These days, so many theater productions are updated reviews of older standards. Same with the comedy hours at the Bayesian retreat, and task force meetings of significance test reformers. So (on the 1-year anniversary of this blog) let’s listen in to one of the earliest routines (with highest blog hits), but with some new reflections (first considered here and here).
‘ “Did you hear the one about the frequentist . . .
“who claimed that observing “heads” on a biased coin that lands heads with probability .05 is evidence of a statistically significant improvement over the standard treatment of diabetes, on the grounds that such an event occurs with low probability (.05)?”
The joke came from J. Kadane’s Principles of Uncertainty (2011, CRC Press*).
“Flip a biased coin that comes up heads with probability 0.95, and tails with probability 0.05. If the coin comes up tails reject the null hypothesis. Since the probability of rejecting the null hypothesis if it is true is 0.05, this is a valid 5% level test. It is also very robust against data errors; indeed it does not depend on the data at all. It is also nonsense, of course, but nonsense allowed by the rules of significance testing.” (439)
But is it allowed? I say no. The null hypothesis in the joke can be in any field, perhaps it concerns mean transmission of Scrapie in mice (as in my early Kuru post). I know some people view significance tests as merely rules that rarely reject erroneously, but I claim this is mistaken. Both in significance tests and in scientific hypothesis testing more generally, data indicate inconsistency with H only by being counter to what would be expected under the assumption that H is correct (as regards a given aspect observed). Were someone to tell Prusiner that the testing methods he follows actually allow any old “improbable” event (a stock split in Apple?) to reject a hypothesis about prion transmission rates, Prusiner would say that person didn’t understand the requirements of hypothesis testing in science. Since the criticism would hold no water in the analogous case of Prusiner’s test, it must equally miss its mark in the case of significance tests**. That, recall, was Rule #1.
Now the reader might just say that Kadane is simply making a little joke, but then why include it within a chapter purporting to give serious criticisms of significance testing (and other frequentist methods)? Don’t the familiar fallacies of significance testing already make it enough of a whipping boy? Following the philosopher’s rule of “generous interpretation”, I will assume the criticisms are to be taken seriously and to heart.
Why do I go back to such a silly example one year later? Well, because readers seem to say it’s a bad test but still a valid significance test, whereas I’m trying to argue that it’s missing an “adequate fit measure”. It is missing the second of the three “steps in the original construction of tests”. Perhaps people see a significance probability as a type of conditional probability, where the improbable “event” need not have been rendered improbable by the hypotheses under test.
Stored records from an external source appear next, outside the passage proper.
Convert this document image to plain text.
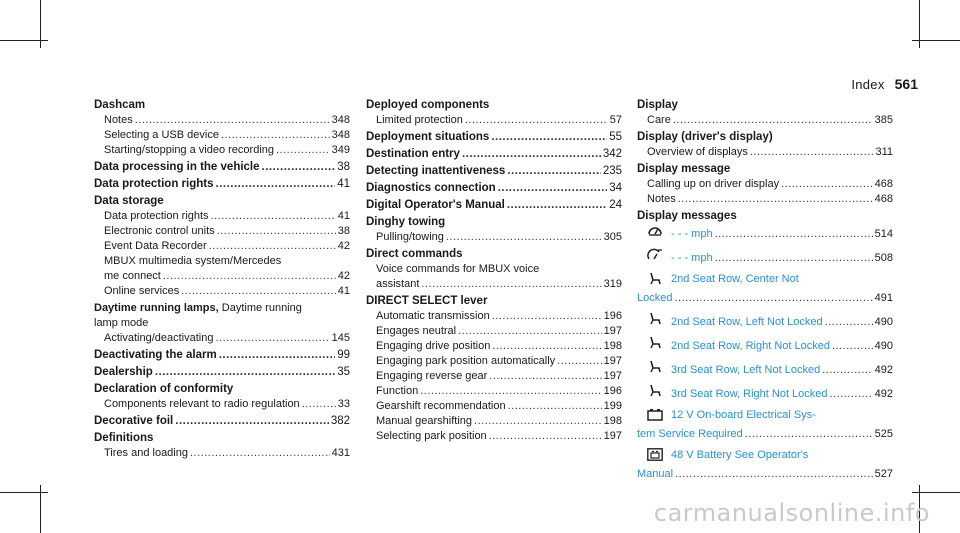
Index 561
Dashcam
Notes .....	348
Selecting a USB device .....	348
Starting/stopping a video recording .....	349
Data processing in the vehicle .....	38
Data protection rights .....	41
Data storage
Data protection rights .....	41
Electronic control units .....	38
Event Data Recorder .....	42
MBUX multimedia system/Mercedes
me connect .....	42
Online services .....	41
Daytime running lamps, Daytime running
lamp mode
Activating/deactivating .....	145
Deactivating the alarm .....	99
Dealership .....	35
Declaration of conformity
Components relevant to radio regulation .....	33
Decorative foil .....	382
Definitions
Tires and loading .....	431
Deployed components
Limited protection .....	57
Deployment situations .....	55
Destination entry .....	342
Detecting inattentiveness .....	235
Diagnostics connection .....	34
Digital Operator's Manual .....	24
Dinghy towing
Pulling/towing .....	305
Direct commands
Voice commands for MBUX voice
assistant .....	319
DIRECT SELECT lever
Automatic transmission .....	196
Engages neutral .....	197
Engaging drive position .....	198
Engaging park position automatically .....	197
Engaging reverse gear .....	197
Function .....	196
Gearshift recommendation .....	199
Manual gearshifting .....	198
Selecting park position .....	197
Display
Care .....	385
Display (driver's display)
Overview of displays .....	311
Display message
Calling up on driver display .....	468
Notes .....	468
Display messages
- - - mph .....	514
- - - mph .....	508
2nd Seat Row, Center Not
Locked .....	491
2nd Seat Row, Left Not Locked .....	490
2nd Seat Row, Right Not Locked .....	490
3rd Seat Row, Left Not Locked .....	492
3rd Seat Row, Right Not Locked .....	492
12 V On-board Electrical Sys-
tem Service Required .....	525
48 V Battery See Operator's
Manual .....	527
carmanualsonline.info
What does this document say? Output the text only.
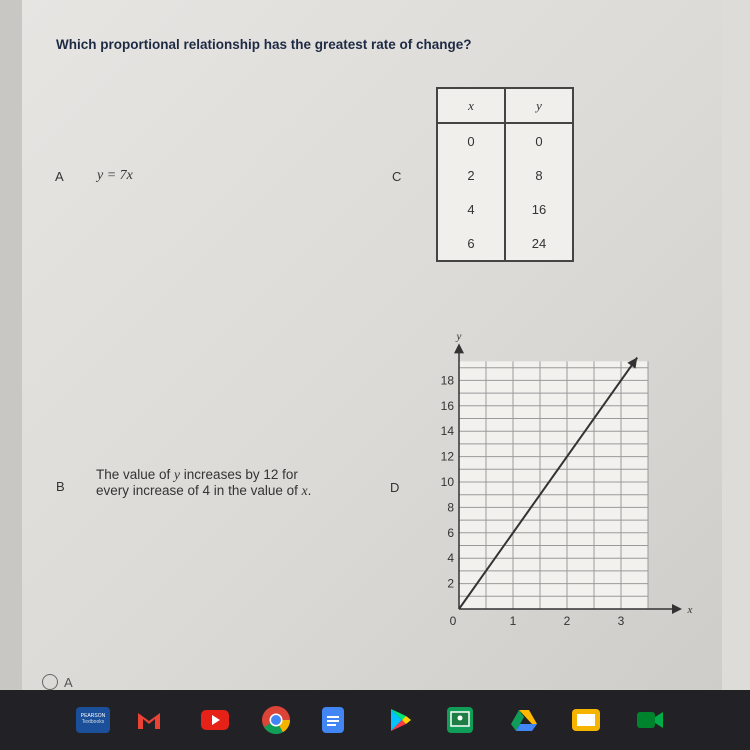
Which proportional relationship has the greatest rate of change?
A y = 7x	C
x	y
0	0
2	8
4	16
6	24
B
The value of y increases by 12 for
every increase of 4 in the value of x.	D
y
x
2
4
6
8
10
12
14
16
18
0	1	2	3
A
PEARSON
Textbooks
I am saying that a legitimate statistical test hypothesis must tell us (i.e., let us compute) how improbably far different experimental outcomes are from what would be expected under H. If H has nothing to do with the observed x, H cannot entail probabilities about x. It is correct to regard experimental results as anomalous for a hypothesis H only if, and only because, they run counter to what H tells us would occur in a universe where things are approximately as H asserts.
We typically use “;” for P(x;H), but maybe a distinct symbol is needed to indicate the connection I am after. David Freedman used “||” for a somewhat similar reason, I think.
*For “non-commercial” purposes, at one time it could be downloaded from http://uncertainty.stat.cmu.edu/.
** Statistical tests make this explicit by setting out a “test statistic” that is to be a relevant distance measure.